The Barber's Fingers Move October

If I watch two white cats play in a window
which is not the window I should be watching

when a window I watch through is the window
I should be washing, then we know today

is going to be a difficult to listen to all his talking
when his shirts are open, when is face is

pulsing. Would anyone like to see my thumbs
lonely, or growing from one leg to the next

brownstone overflowing with people unprepared
for how happily I'm going to be making lunch

look like a portrait of milk next to seventy-two
days of tomato soup, each peppered

with less cooking makes for opportunity to see
my foot pressed against Grant's Tomb

which is just to say mustache. But
could landmarks be what I've been neglecting

to mention, how unproductive never leaving
the house might actually be what you were

meaning?

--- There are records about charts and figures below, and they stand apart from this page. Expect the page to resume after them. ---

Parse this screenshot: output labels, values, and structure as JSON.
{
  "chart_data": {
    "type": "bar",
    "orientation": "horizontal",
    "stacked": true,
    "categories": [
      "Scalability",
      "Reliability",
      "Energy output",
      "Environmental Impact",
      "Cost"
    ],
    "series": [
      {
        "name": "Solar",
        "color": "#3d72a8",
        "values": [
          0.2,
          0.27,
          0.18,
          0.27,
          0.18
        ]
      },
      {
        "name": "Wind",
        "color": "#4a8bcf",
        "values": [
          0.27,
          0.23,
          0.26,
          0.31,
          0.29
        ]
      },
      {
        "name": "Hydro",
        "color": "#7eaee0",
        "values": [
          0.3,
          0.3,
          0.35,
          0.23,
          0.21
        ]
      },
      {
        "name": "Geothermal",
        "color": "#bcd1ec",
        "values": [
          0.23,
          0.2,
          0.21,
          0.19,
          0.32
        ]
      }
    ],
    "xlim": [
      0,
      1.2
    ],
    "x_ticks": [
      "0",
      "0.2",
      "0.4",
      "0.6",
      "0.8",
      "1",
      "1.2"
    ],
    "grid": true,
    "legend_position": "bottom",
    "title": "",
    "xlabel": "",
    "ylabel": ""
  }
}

I'm sorry. Sometimes listening takes
stealing a bus, or finding a way to parking lots

large enough in which to fishtail.
A reason for snow having not come. This year

is going to be a good idea becomes better
after sharing it with stringers, or settle down

before you worry yourself into a newspaper
subscriber who won't take the time to more

than rinse a mug. Isn't water what we were after
all I can't remember, but believe as a child

I was a vision of not really the strongest swimmer
on his hands, collecting grass for filters because enough

with the ceiling fan it's summer Sam no one but me will
believe you are robot
who prefers a beach in tight

khakis with no belt because it's back home holding
his project in rotation, which is sort of like me

now, see how I can make my chair stop or keep
my chair spinning, either way I must be up for something

has made one white cat try hard his face against
the glass until a vein appears which, followed, leads

us back to apparently my bicycle was taken off
the shelf. What if I rode it with my knees spread down

the four flights of stairs out this building
into the street without checking the car's side

mirrors for if I still pedal with my mouth open?
Better you leave it too precarious in the doorway

for me to follow after the door is knocked
by the wind from a window I will open now

that it's safe to say this has been a full morning
of staring through the half-reflection of my face

figuring out how it would sound
to understand every word you were saying.